Time Management – Falling down and making mistakes is what helps us to grow
Falling down and making mistakes is what helps us to grow
I remember, as a young man, my father used to offer me advice and direction. As great as his intentions were, I never realised that he was speaking from a standpoint of experience and wisdom and that he only wanted to help me avoid, making the same mistakes that he had made. On many occasions, I ignored my father’s advice and encountered numerous challenges and obstacles, which I could have avoided, had I had the foresight to realise that my father’s experience gave him an advantage and a far greater opportunity to be correct.
I have now become my father, I see the silly mistakes my son is making and as hard as I try, he chooses to ignore my advice. Is this because we must bang our own heads, to learn the lessons that life has to offer? We can tell our children a thousand times not to touch a hot stove, in reality the only way they are going to learn a meaningful life lesson, is to actually touch the stove and burn their hand.
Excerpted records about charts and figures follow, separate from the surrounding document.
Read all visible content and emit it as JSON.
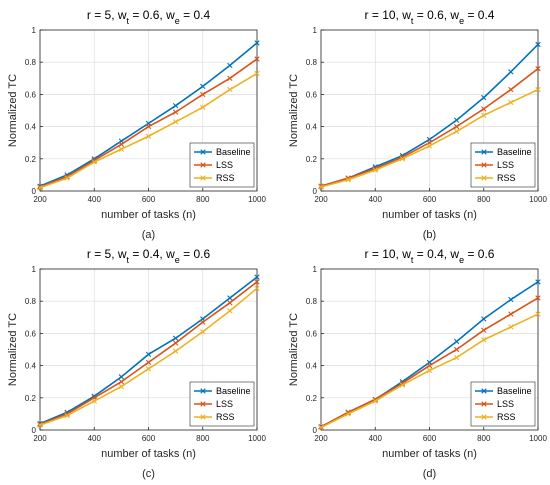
{
  "chart_data": [
    {
      "type": "line",
      "title": "r = 5, w_t = 0.6, w_e = 0.4",
      "title_parts": {
        "a": "r = 5, w",
        "t": "t",
        "b": " = 0.6, w",
        "e": "e",
        "c": " = 0.4"
      },
      "subcaption": "(a)",
      "xlabel": "number of tasks (n)",
      "ylabel": "Normalized TC",
      "xlim": [
        200,
        1000
      ],
      "ylim": [
        0,
        1
      ],
      "xticks": [
        200,
        400,
        600,
        800,
        1000
      ],
      "yticks": [
        0,
        0.2,
        0.4,
        0.6,
        0.8,
        1
      ],
      "x": [
        200,
        300,
        400,
        500,
        600,
        700,
        800,
        900,
        1000
      ],
      "legend_position": "bottom-right",
      "grid": true,
      "series": [
        {
          "name": "Baseline",
          "color": "#0072BD",
          "values": [
            0.03,
            0.1,
            0.2,
            0.31,
            0.42,
            0.53,
            0.65,
            0.78,
            0.92
          ]
        },
        {
          "name": "LSS",
          "color": "#D95319",
          "values": [
            0.025,
            0.09,
            0.19,
            0.29,
            0.4,
            0.49,
            0.6,
            0.7,
            0.82
          ]
        },
        {
          "name": "RSS",
          "color": "#EDB120",
          "values": [
            0.02,
            0.08,
            0.18,
            0.26,
            0.34,
            0.43,
            0.52,
            0.63,
            0.73
          ]
        }
      ]
    },
    {
      "type": "line",
      "title": "r = 10, w_t = 0.6, w_e = 0.4",
      "title_parts": {
        "a": "r = 10, w",
        "t": "t",
        "b": " = 0.6, w",
        "e": "e",
        "c": " = 0.4"
      },
      "subcaption": "(b)",
      "xlabel": "number of tasks (n)",
      "ylabel": "Normalized TC",
      "xlim": [
        200,
        1000
      ],
      "ylim": [
        0,
        1
      ],
      "xticks": [
        200,
        400,
        600,
        800,
        1000
      ],
      "yticks": [
        0,
        0.2,
        0.4,
        0.6,
        0.8,
        1
      ],
      "x": [
        200,
        300,
        400,
        500,
        600,
        700,
        800,
        900,
        1000
      ],
      "legend_position": "bottom-right",
      "grid": true,
      "series": [
        {
          "name": "Baseline",
          "color": "#0072BD",
          "values": [
            0.03,
            0.08,
            0.15,
            0.22,
            0.32,
            0.44,
            0.58,
            0.74,
            0.91
          ]
        },
        {
          "name": "LSS",
          "color": "#D95319",
          "values": [
            0.03,
            0.08,
            0.14,
            0.21,
            0.3,
            0.4,
            0.51,
            0.63,
            0.76
          ]
        },
        {
          "name": "RSS",
          "color": "#EDB120",
          "values": [
            0.025,
            0.07,
            0.13,
            0.2,
            0.28,
            0.37,
            0.47,
            0.55,
            0.63
          ]
        }
      ]
    },
    {
      "type": "line",
      "title": "r = 5, w_t = 0.4, w_e = 0.6",
      "title_parts": {
        "a": "r = 5, w",
        "t": "t",
        "b": " = 0.4, w",
        "e": "e",
        "c": " = 0.6"
      },
      "subcaption": "(c)",
      "xlabel": "number of tasks (n)",
      "ylabel": "Normalized TC",
      "xlim": [
        200,
        1000
      ],
      "ylim": [
        0,
        1
      ],
      "xticks": [
        200,
        400,
        600,
        800,
        1000
      ],
      "yticks": [
        0,
        0.2,
        0.4,
        0.6,
        0.8,
        1
      ],
      "x": [
        200,
        300,
        400,
        500,
        600,
        700,
        800,
        900,
        1000
      ],
      "legend_position": "bottom-right",
      "grid": true,
      "series": [
        {
          "name": "Baseline",
          "color": "#0072BD",
          "values": [
            0.04,
            0.11,
            0.21,
            0.33,
            0.47,
            0.57,
            0.69,
            0.82,
            0.95
          ]
        },
        {
          "name": "LSS",
          "color": "#D95319",
          "values": [
            0.035,
            0.1,
            0.2,
            0.3,
            0.42,
            0.54,
            0.67,
            0.79,
            0.92
          ]
        },
        {
          "name": "RSS",
          "color": "#EDB120",
          "values": [
            0.03,
            0.09,
            0.18,
            0.27,
            0.38,
            0.49,
            0.61,
            0.74,
            0.88
          ]
        }
      ]
    },
    {
      "type": "line",
      "title": "r = 10, w_t = 0.4, w_e = 0.6",
      "title_parts": {
        "a": "r = 10, w",
        "t": "t",
        "b": " = 0.4, w",
        "e": "e",
        "c": " = 0.6"
      },
      "subcaption": "(d)",
      "xlabel": "number of tasks (n)",
      "ylabel": "Normalized TC",
      "xlim": [
        200,
        1000
      ],
      "ylim": [
        0,
        1
      ],
      "xticks": [
        200,
        400,
        600,
        800,
        1000
      ],
      "yticks": [
        0,
        0.2,
        0.4,
        0.6,
        0.8,
        1
      ],
      "x": [
        200,
        300,
        400,
        500,
        600,
        700,
        800,
        900,
        1000
      ],
      "legend_position": "bottom-right",
      "grid": true,
      "series": [
        {
          "name": "Baseline",
          "color": "#0072BD",
          "values": [
            0.02,
            0.11,
            0.19,
            0.3,
            0.42,
            0.55,
            0.69,
            0.81,
            0.92
          ]
        },
        {
          "name": "LSS",
          "color": "#D95319",
          "values": [
            0.02,
            0.11,
            0.19,
            0.29,
            0.4,
            0.5,
            0.62,
            0.72,
            0.82
          ]
        },
        {
          "name": "RSS",
          "color": "#EDB120",
          "values": [
            0.015,
            0.1,
            0.18,
            0.28,
            0.37,
            0.45,
            0.56,
            0.64,
            0.72
          ]
        }
      ]
    }
  ]
}
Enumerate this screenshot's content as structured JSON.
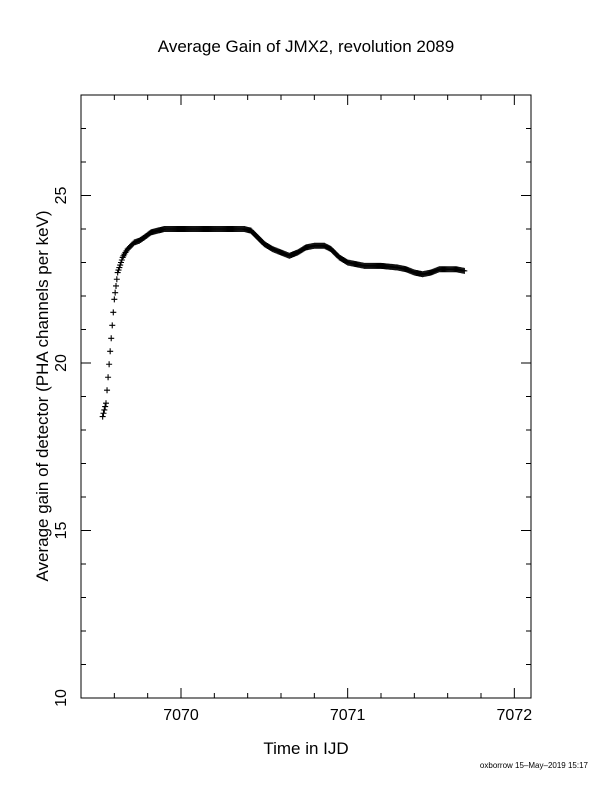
{
  "chart_data": {
    "type": "scatter",
    "title": "Average Gain of JMX2, revolution 2089",
    "xlabel": "Time in IJD",
    "ylabel": "Average gain of detector (PHA channels per keV)",
    "xlim": [
      7069.4,
      7072.1
    ],
    "ylim": [
      10,
      28
    ],
    "x_ticks": [
      "7070",
      "7071",
      "7072"
    ],
    "y_ticks": [
      "10",
      "15",
      "20",
      "25"
    ],
    "grid": false,
    "marker": "plus",
    "footer": "oxborrow 15–May–2019 15:17",
    "series": [
      {
        "x": [
          7069.53,
          7069.535,
          7069.54,
          7069.545,
          7069.55,
          7069.6,
          7069.605,
          7069.61,
          7069.62,
          7069.63,
          7069.64,
          7069.65,
          7069.66,
          7069.68,
          7069.7,
          7069.72,
          7069.75,
          7069.78,
          7069.82,
          7069.86,
          7069.9,
          7070.0,
          7070.1,
          7070.2,
          7070.3,
          7070.38,
          7070.42,
          7070.46,
          7070.5,
          7070.55,
          7070.6,
          7070.65,
          7070.7,
          7070.75,
          7070.8,
          7070.86,
          7070.9,
          7070.95,
          7071.0,
          7071.05,
          7071.1,
          7071.2,
          7071.3,
          7071.35,
          7071.4,
          7071.45,
          7071.5,
          7071.55,
          7071.6,
          7071.65,
          7071.7
        ],
        "y": [
          18.4,
          18.5,
          18.6,
          18.7,
          18.8,
          21.9,
          22.1,
          22.3,
          22.7,
          22.85,
          23.0,
          23.15,
          23.25,
          23.4,
          23.5,
          23.6,
          23.65,
          23.75,
          23.9,
          23.95,
          24.0,
          24.0,
          24.0,
          24.0,
          24.0,
          24.0,
          23.95,
          23.75,
          23.55,
          23.4,
          23.3,
          23.2,
          23.3,
          23.45,
          23.5,
          23.5,
          23.4,
          23.15,
          23.0,
          22.95,
          22.9,
          22.9,
          22.85,
          22.8,
          22.7,
          22.65,
          22.7,
          22.8,
          22.8,
          22.8,
          22.75
        ]
      }
    ]
  }
}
I have now resigned myself to be a guide and someone that is always there to pick up the pieces every time my son bumps his head. Each generation must experience things in their own way and learn their own lessons, for it is the lessons and challenges we face in life that shape our character and create our pool of experience. No matter how well you try to explain something to someone, or how many times you warn them not to do something. Most people don’t learn the life lesson they need, until they are knocked flat onto their back.
This is most certainly not the smartest approach to life, but as time passes I am beginning to realise that this is a very necessary part of growing and becoming more. People are supposed to fall, to encounter challenges and to learn the lessons these bring. These challenges, obstacles and road blocks are very often the catalyst that unlocks hidden potential, uncovers opportunity or makes us think about the choices we are making.
No wisdom, no matter how insipidly simple or obvious, will be any value, until you have actually experienced the poignancy of each piece of advice personally or until you have experienced the pain or pleasure associated with the learning the advice brings. Wisdom is great as a general guide, but until you have lived and experienced things yourself, there will be little or no real learning.
After reading this article I hope that you will start to see the value of all the wisdom, your mentors, parents and coaches are offering you. It is far easier to listen and learn the lessons they offer and avoid the pain associated with repeating the mistakes they have made. Blindly following someone else’s advice is also not going to give you the benefit of personally experiencing things in your own unique way, learning different lessons, growing and becoming the best possible version of yourself. I leave you with this little bit of wisdom, listen to all the feedback you receive, learn what you can, but always have the courage to take some risks and ensure that you have the support to make your own mistakes.